A similar finding was found in another study. There the participants trained the entire body for 6 months. But again, the scientists concluded that gender did not influence adaptations to train.

 

Overall, a woman seems to be able to build muscle at the same rate as a man. However, there is a noticeable difference at the starting point. Because men naturally have significantly more muscle mass. You don’t have to be afraid of “masculinizing” yourself through strength training as a woman. It takes a long time for a woman to have as much muscle as a man. To be more precise, in most cases, this requires years of strength training at the highest level.

 

Building muscle from home

Of course, you don’t have to sign up for a gym right away. You can also train effectively at home. Depending on whether you already have experience in strength training, you may or may not need additional equipment.

While a woman who is just starting to train at home can still do various practical exercises, it becomes much more difficult for a woman who can already do squats with a 60kg barbell.

The parameters discussed above for the training plan also apply to your own four walls. Good exercises at home include squats, lunges, push-ups, pull-ups, and reverse rows. With just these 5 moves, a beginner could make good progress in the first few months.

Then, as you get more advanced, you can buy additional equipment such as a set of adjustable dumbbells. Of course, setting up a small home gym is an option and can be implemented even with little money.

 

Helpful tips for building muscle as a woman

Now that we’ve covered training and nutrition, let’s look at some muscle-building tips in this women’s guide. 1.) Stick to the critical points, and don’t get confused! It has long been proven how muscle building works. Nevertheless, new methods keep coming out, some of which is very disadvantageous. So stick to the points listed here and don’t get carried away by every new trend that’s exaggerated in a magazine. 2.) Don’t change your exercises too often!

The first exercise in your training plan should stay the same for quite a long time. Because whenever you change your first exercise, you need a certain amount of time before learning the new movement sequence. During this time, however, nothing happens in terms of muscle building since the nervous system, in particular, adapts. That’s why changing your first exercise frequently is a mistake you shouldn’t make.

 

 

3.) Do the cardio after strength training!

This is probably one of the essential tips. You see a lot of women doing cardio in the gym before the actual weight training. But that’s a mistake! This is because you waste your energy and are likely to make slower progress in terms of muscle building. Therefore, the following applies: Always do cardio after strength training! Of course, a few minutes of easy warm-up is fine, although I’m more of a fan of specific introductions.

4.) Pay attention to sufficient regeneration! In addition to the proper training and a corresponding diet, regeneration is also an important point that contributes to your success. Therefore, you should make sure that you recover sufficiently between the sessions. Otherwise, you will not only make slower progress, but in the worst case, you risk overtraining.

5.) Note your progress

To check if you have made progress, it is beneficial to write down your training weights and the repetitions you have done. This way, you always know whether something is going on in training or not. My tip to you: Simply use your smartphone to note down the weight, the repetitions, and the number of sets performed after each exercise.

Conclusion

Many women have found strength training attractive in recent years and want to build muscle. In my opinion, this is a very positive development.
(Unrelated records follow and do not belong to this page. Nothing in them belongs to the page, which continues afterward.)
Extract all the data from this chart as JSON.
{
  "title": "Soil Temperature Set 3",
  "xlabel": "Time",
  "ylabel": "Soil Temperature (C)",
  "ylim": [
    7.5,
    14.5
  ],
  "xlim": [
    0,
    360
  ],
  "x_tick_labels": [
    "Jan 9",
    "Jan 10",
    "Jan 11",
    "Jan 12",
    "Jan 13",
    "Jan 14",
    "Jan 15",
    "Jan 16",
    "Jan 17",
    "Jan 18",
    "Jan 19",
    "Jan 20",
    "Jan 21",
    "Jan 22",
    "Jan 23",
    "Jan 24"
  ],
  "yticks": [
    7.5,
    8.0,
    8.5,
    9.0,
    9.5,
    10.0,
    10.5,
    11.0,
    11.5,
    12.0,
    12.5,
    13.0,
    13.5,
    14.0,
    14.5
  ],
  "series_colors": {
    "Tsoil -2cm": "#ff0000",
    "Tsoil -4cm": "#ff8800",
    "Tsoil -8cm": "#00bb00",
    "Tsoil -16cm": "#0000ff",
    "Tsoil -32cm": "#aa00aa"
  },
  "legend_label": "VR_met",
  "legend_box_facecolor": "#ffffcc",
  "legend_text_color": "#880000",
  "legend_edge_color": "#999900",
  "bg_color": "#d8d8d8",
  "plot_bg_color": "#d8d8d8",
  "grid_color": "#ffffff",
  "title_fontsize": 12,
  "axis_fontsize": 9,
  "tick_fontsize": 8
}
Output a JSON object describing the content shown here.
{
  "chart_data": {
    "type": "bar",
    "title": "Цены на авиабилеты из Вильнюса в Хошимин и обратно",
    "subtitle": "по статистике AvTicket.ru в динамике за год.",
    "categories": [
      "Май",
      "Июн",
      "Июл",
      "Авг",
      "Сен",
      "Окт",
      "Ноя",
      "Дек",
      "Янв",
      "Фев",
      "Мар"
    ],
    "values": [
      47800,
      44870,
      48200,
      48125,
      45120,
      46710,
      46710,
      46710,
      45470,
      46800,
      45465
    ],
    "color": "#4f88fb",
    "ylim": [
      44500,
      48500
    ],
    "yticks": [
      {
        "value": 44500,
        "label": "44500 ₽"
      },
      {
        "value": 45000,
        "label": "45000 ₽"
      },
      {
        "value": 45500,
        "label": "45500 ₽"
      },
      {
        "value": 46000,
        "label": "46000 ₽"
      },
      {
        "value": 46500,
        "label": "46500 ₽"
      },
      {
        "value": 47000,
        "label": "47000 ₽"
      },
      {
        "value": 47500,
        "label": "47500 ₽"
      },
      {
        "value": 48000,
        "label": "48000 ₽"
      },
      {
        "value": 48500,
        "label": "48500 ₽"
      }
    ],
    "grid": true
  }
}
Because weight training makes you look better and is also extremely healthy. This increases bone density and insulin sensitivity and lays the foundation for healthy aging because it prevents muscle breakdown.

Do you already do strength training, or are you just starting? Or maybe you have any muscle-building tips that you’re dying to share with others? Then feel free to leave a comment and talk to me and others about the topic.

Until then, I’ll say goodbye for the time being, and I hope, as always, that this guide has helped you in the best possible way. See you soon, your Nazmul.